Medical reimbursement  

Those employed with government and their dependents have their medical expenses are reimbursed. It cannot be denied that this facility is of great help for government servants and their dependents. But on many occasions, this facility is entangled in the red tape. This facility must be made less cumbersome in living up to the financial needs of those who are the entitled beneficiaries of this truly humanitarian facility, in times of great financial stress caused by medical needs.

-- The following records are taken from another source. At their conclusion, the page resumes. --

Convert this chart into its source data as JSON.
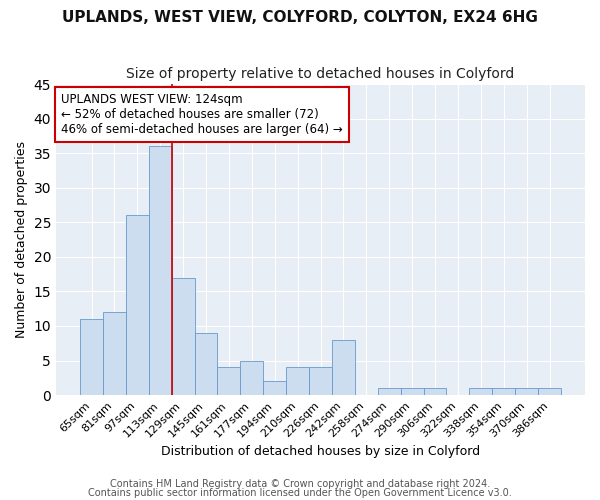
{
  "title": "UPLANDS, WEST VIEW, COLYFORD, COLYTON, EX24 6HG",
  "subtitle": "Size of property relative to detached houses in Colyford",
  "xlabel": "Distribution of detached houses by size in Colyford",
  "ylabel": "Number of detached properties",
  "categories": [
    "65sqm",
    "81sqm",
    "97sqm",
    "113sqm",
    "129sqm",
    "145sqm",
    "161sqm",
    "177sqm",
    "194sqm",
    "210sqm",
    "226sqm",
    "242sqm",
    "258sqm",
    "274sqm",
    "290sqm",
    "306sqm",
    "322sqm",
    "338sqm",
    "354sqm",
    "370sqm",
    "386sqm"
  ],
  "values": [
    11,
    12,
    26,
    36,
    17,
    9,
    4,
    5,
    2,
    4,
    4,
    8,
    0,
    1,
    1,
    1,
    0,
    1,
    1,
    1,
    1
  ],
  "bar_color": "#ccddef",
  "bar_edge_color": "#6699cc",
  "vline_x": 4.0,
  "vline_color": "#cc0000",
  "annotation_text": "UPLANDS WEST VIEW: 124sqm\n← 52% of detached houses are smaller (72)\n46% of semi-detached houses are larger (64) →",
  "annotation_box_color": "#ffffff",
  "annotation_box_edge": "#cc0000",
  "ylim": [
    0,
    45
  ],
  "yticks": [
    0,
    5,
    10,
    15,
    20,
    25,
    30,
    35,
    40,
    45
  ],
  "footer1": "Contains HM Land Registry data © Crown copyright and database right 2024.",
  "footer2": "Contains public sector information licensed under the Open Government Licence v3.0.",
  "background_color": "#e8eef5",
  "title_fontsize": 11,
  "subtitle_fontsize": 10,
  "xlabel_fontsize": 9,
  "ylabel_fontsize": 9,
  "tick_fontsize": 8,
  "footer_fontsize": 7
}
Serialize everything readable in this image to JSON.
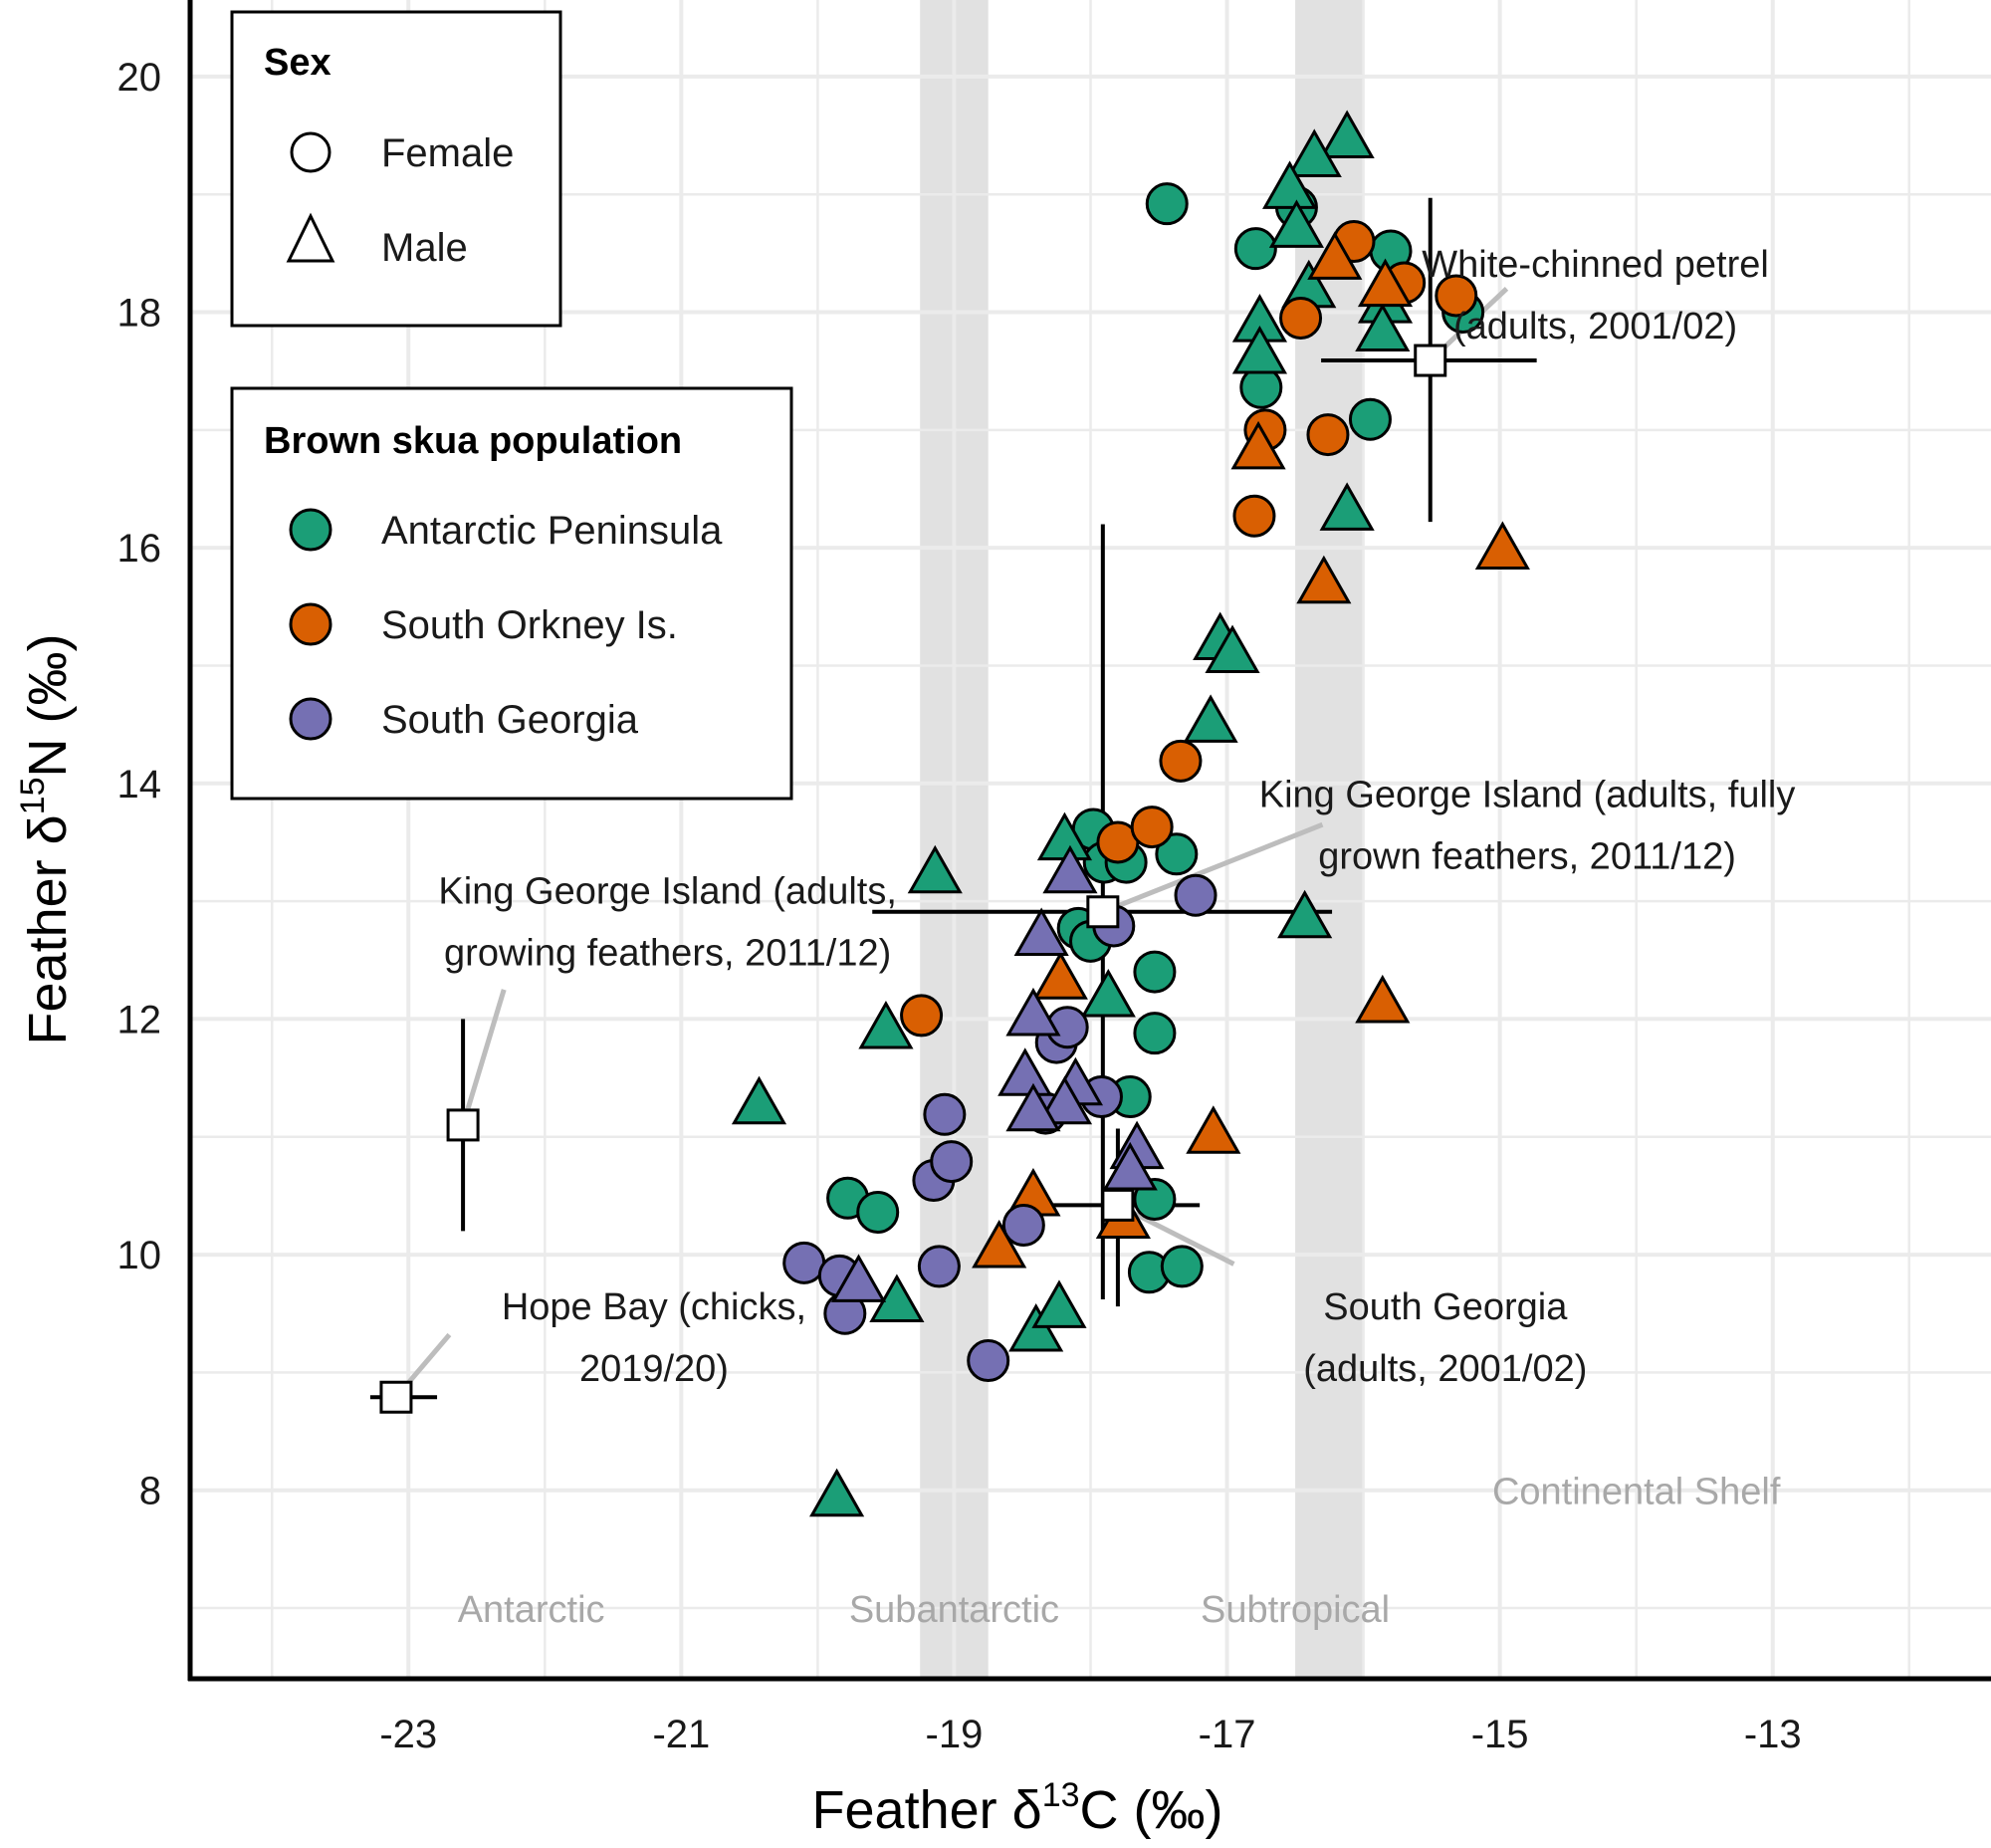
{
  "chart_data": {
    "type": "scatter",
    "title": "",
    "xlabel": "Feather δ13C (‰)",
    "ylabel": "Feather δ15N (‰)",
    "xlabel_parts": {
      "pre": "Feather δ",
      "sup": "13",
      "post": "C (‰)"
    },
    "ylabel_parts": {
      "pre": "Feather δ",
      "sup": "15",
      "post": "N (‰)"
    },
    "xlim": [
      -24.6,
      -11.4
    ],
    "ylim": [
      6.4,
      20.65
    ],
    "x_ticks": [
      -23,
      -21,
      -19,
      -17,
      -15,
      -13
    ],
    "x_tick_labels": [
      "-23",
      "-21",
      "-19",
      "-17",
      "-15",
      "-13"
    ],
    "y_ticks": [
      8,
      10,
      12,
      14,
      16,
      18,
      20
    ],
    "y_tick_labels": [
      "8",
      "10",
      "12",
      "14",
      "16",
      "18",
      "20"
    ],
    "grid": true,
    "colors": {
      "Antarctic Peninsula": "#1B9E77",
      "South Orkney Is.": "#D95F02",
      "South Georgia": "#7570B3"
    },
    "shaded_bands": [
      {
        "x_from": -19.25,
        "x_to": -18.75
      },
      {
        "x_from": -16.5,
        "x_to": -16.0
      }
    ],
    "region_labels": [
      {
        "text": "Antarctic",
        "x": -22.1,
        "y": 7.0
      },
      {
        "text": "Subantarctic",
        "x": -19.0,
        "y": 7.0
      },
      {
        "text": "Subtropical",
        "x": -16.5,
        "y": 7.0
      },
      {
        "text": "Continental Shelf",
        "x": -14.0,
        "y": 8.0
      }
    ],
    "legends": [
      {
        "title": "Sex",
        "entries": [
          {
            "label": "Female",
            "shape": "circle"
          },
          {
            "label": "Male",
            "shape": "triangle"
          }
        ]
      },
      {
        "title": "Brown skua population",
        "entries": [
          {
            "label": "Antarctic Peninsula",
            "shape": "circle",
            "color": "#1B9E77"
          },
          {
            "label": "South Orkney Is.",
            "shape": "circle",
            "color": "#D95F02"
          },
          {
            "label": "South Georgia",
            "shape": "circle",
            "color": "#7570B3"
          }
        ]
      }
    ],
    "series": [
      {
        "name": "Antarctic Peninsula",
        "sex": "Female",
        "shape": "circle",
        "points": [
          [
            -17.44,
            18.92
          ],
          [
            -16.79,
            18.54
          ],
          [
            -16.49,
            18.89
          ],
          [
            -16.75,
            17.36
          ],
          [
            -15.8,
            18.52
          ],
          [
            -15.27,
            18.0
          ],
          [
            -15.95,
            17.09
          ],
          [
            -17.98,
            13.61
          ],
          [
            -17.9,
            13.33
          ],
          [
            -17.74,
            13.33
          ],
          [
            -17.37,
            13.4
          ],
          [
            -18.09,
            12.77
          ],
          [
            -18.0,
            12.66
          ],
          [
            -17.53,
            12.4
          ],
          [
            -17.53,
            11.88
          ],
          [
            -17.71,
            11.34
          ],
          [
            -17.53,
            10.47
          ],
          [
            -17.57,
            9.85
          ],
          [
            -17.33,
            9.9
          ],
          [
            -19.78,
            10.48
          ],
          [
            -19.56,
            10.36
          ]
        ]
      },
      {
        "name": "Antarctic Peninsula",
        "sex": "Male",
        "shape": "triangle",
        "points": [
          [
            -16.12,
            19.46
          ],
          [
            -16.36,
            19.3
          ],
          [
            -16.54,
            19.03
          ],
          [
            -16.49,
            18.7
          ],
          [
            -16.4,
            18.19
          ],
          [
            -15.84,
            18.06
          ],
          [
            -15.86,
            17.82
          ],
          [
            -16.76,
            17.9
          ],
          [
            -16.76,
            17.63
          ],
          [
            -16.12,
            16.3
          ],
          [
            -17.05,
            15.2
          ],
          [
            -16.96,
            15.09
          ],
          [
            -17.12,
            14.5
          ],
          [
            -18.19,
            13.5
          ],
          [
            -19.14,
            13.22
          ],
          [
            -16.43,
            12.84
          ],
          [
            -17.87,
            12.17
          ],
          [
            -19.5,
            11.9
          ],
          [
            -20.43,
            11.26
          ],
          [
            -19.42,
            9.58
          ],
          [
            -18.4,
            9.33
          ],
          [
            -18.23,
            9.53
          ],
          [
            -19.86,
            7.93
          ]
        ]
      },
      {
        "name": "South Orkney Is.",
        "sex": "Female",
        "shape": "circle",
        "points": [
          [
            -16.07,
            18.6
          ],
          [
            -15.7,
            18.25
          ],
          [
            -15.32,
            18.14
          ],
          [
            -16.46,
            17.95
          ],
          [
            -16.72,
            17.0
          ],
          [
            -16.26,
            16.96
          ],
          [
            -16.8,
            16.27
          ],
          [
            -17.34,
            14.19
          ],
          [
            -17.8,
            13.5
          ],
          [
            -17.55,
            13.63
          ],
          [
            -19.24,
            12.03
          ]
        ]
      },
      {
        "name": "South Orkney Is.",
        "sex": "Male",
        "shape": "triangle",
        "points": [
          [
            -16.21,
            18.43
          ],
          [
            -15.84,
            18.2
          ],
          [
            -16.77,
            16.82
          ],
          [
            -16.29,
            15.68
          ],
          [
            -14.98,
            15.97
          ],
          [
            -18.22,
            12.32
          ],
          [
            -15.86,
            12.12
          ],
          [
            -17.1,
            11.01
          ],
          [
            -18.42,
            10.48
          ],
          [
            -18.67,
            10.04
          ],
          [
            -17.76,
            10.29
          ]
        ]
      },
      {
        "name": "South Georgia",
        "sex": "Female",
        "shape": "circle",
        "points": [
          [
            -17.23,
            13.05
          ],
          [
            -17.83,
            12.79
          ],
          [
            -18.25,
            11.8
          ],
          [
            -18.17,
            11.93
          ],
          [
            -17.92,
            11.34
          ],
          [
            -18.33,
            11.2
          ],
          [
            -19.07,
            11.19
          ],
          [
            -19.15,
            10.63
          ],
          [
            -19.02,
            10.79
          ],
          [
            -18.49,
            10.25
          ],
          [
            -20.1,
            9.93
          ],
          [
            -19.84,
            9.82
          ],
          [
            -19.8,
            9.5
          ],
          [
            -19.11,
            9.9
          ],
          [
            -18.75,
            9.1
          ]
        ]
      },
      {
        "name": "South Georgia",
        "sex": "Male",
        "shape": "triangle",
        "points": [
          [
            -18.15,
            13.22
          ],
          [
            -18.36,
            12.69
          ],
          [
            -18.42,
            12.01
          ],
          [
            -18.48,
            11.5
          ],
          [
            -18.11,
            11.42
          ],
          [
            -18.19,
            11.26
          ],
          [
            -18.42,
            11.2
          ],
          [
            -17.66,
            10.88
          ],
          [
            -17.71,
            10.7
          ],
          [
            -19.7,
            9.75
          ]
        ]
      }
    ],
    "reference_points": [
      {
        "label_lines": [
          "White-chinned petrel",
          "(adults, 2001/02)"
        ],
        "x": -15.51,
        "y": 17.59,
        "x_err": [
          -16.31,
          -14.73
        ],
        "y_err": [
          16.22,
          18.97
        ],
        "label_x": -14.3,
        "label_y": 18.3,
        "label_anchor": "middle",
        "leader_to": [
          -14.95,
          18.2
        ]
      },
      {
        "label_lines": [
          "King George Island (adults, fully",
          "grown feathers, 2011/12)"
        ],
        "x": -17.91,
        "y": 12.91,
        "x_err": [
          -19.6,
          -16.23
        ],
        "y_err": [
          9.62,
          16.2
        ],
        "label_x": -14.8,
        "label_y": 13.8,
        "label_anchor": "middle",
        "leader_to": [
          -16.3,
          13.65
        ]
      },
      {
        "label_lines": [
          "King George Island (adults,",
          "growing feathers, 2011/12)"
        ],
        "x": -22.6,
        "y": 11.1,
        "x_err": null,
        "y_err": [
          10.2,
          12.0
        ],
        "label_x": -21.1,
        "label_y": 12.98,
        "label_anchor": "middle",
        "leader_to": [
          -22.3,
          12.25
        ]
      },
      {
        "label_lines": [
          "South Georgia",
          "(adults, 2001/02)"
        ],
        "x": -17.8,
        "y": 10.42,
        "x_err": [
          -18.39,
          -17.2
        ],
        "y_err": [
          9.56,
          11.07
        ],
        "label_x": -15.4,
        "label_y": 9.45,
        "label_anchor": "middle",
        "leader_to": [
          -16.95,
          9.92
        ]
      },
      {
        "label_lines": [
          "Hope Bay (chicks,",
          "2019/20)"
        ],
        "x": -23.09,
        "y": 8.79,
        "x_err": [
          -23.28,
          -22.79
        ],
        "y_err": null,
        "label_x": -21.2,
        "label_y": 9.45,
        "label_anchor": "middle",
        "leader_to": [
          -22.7,
          9.32
        ]
      }
    ]
  }
}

Private Healthcare facilities

As things exist, private healthcare facilities, especially those in the corporate sector indulge in runaway ‘exhortation’ by fleecing the unfortunate sick who have no option but to cough up money to pay the long bill that pops of billing machines in private hospitals. If there is one segment of healthcare the government needs to shackle is the inhuman fleecing of patients in the name of billing by private hospital managements. The government must also attempt to do away with the practice among private hospitals to demand money as ‘advance’ when patients are admitted to hospitals. This practice is inhumanly followed even in emergencies like road traffic accidents. No person who meets with an accident is expected to land up in hospitals with bloated wallets.

Doctors must step in

Doctors and hospitals must be more forthcoming to oblige to patients’ or their families’ requests for transfer to cheaper healthcare facilities of their choice, if that will help reduce treatment costs.

Government schemes

Government schemes like the ambitious Ayushman Bharat Yogana free Health Insurance Scheme, the brainchild of the incumbent Prime Minister, Narendra Modi, will go a long way to address the financial aspects associated with healthcare needs of the nation’s citizens, especially those who are financially hard-pressed. More such schemes are truly welcome.

Financial Aid

Charity by well-meaning individuals, organizations and clubs must also be encouraged, but with stringent regulation and screening of the needy. Group funding will also go long way to mitigate the financial hardship caused by costly medical needs. Requests through media, both the print and visual are sometimes resorted to by people who have their back to the wall, having lost their worldly possessions in the process of coughing up hospital bills. But, such efforts are sometimes resorted to by unscrupulous elements as means to cheat people to make easy money. Such self-defeating attempts must face the long arm of the law.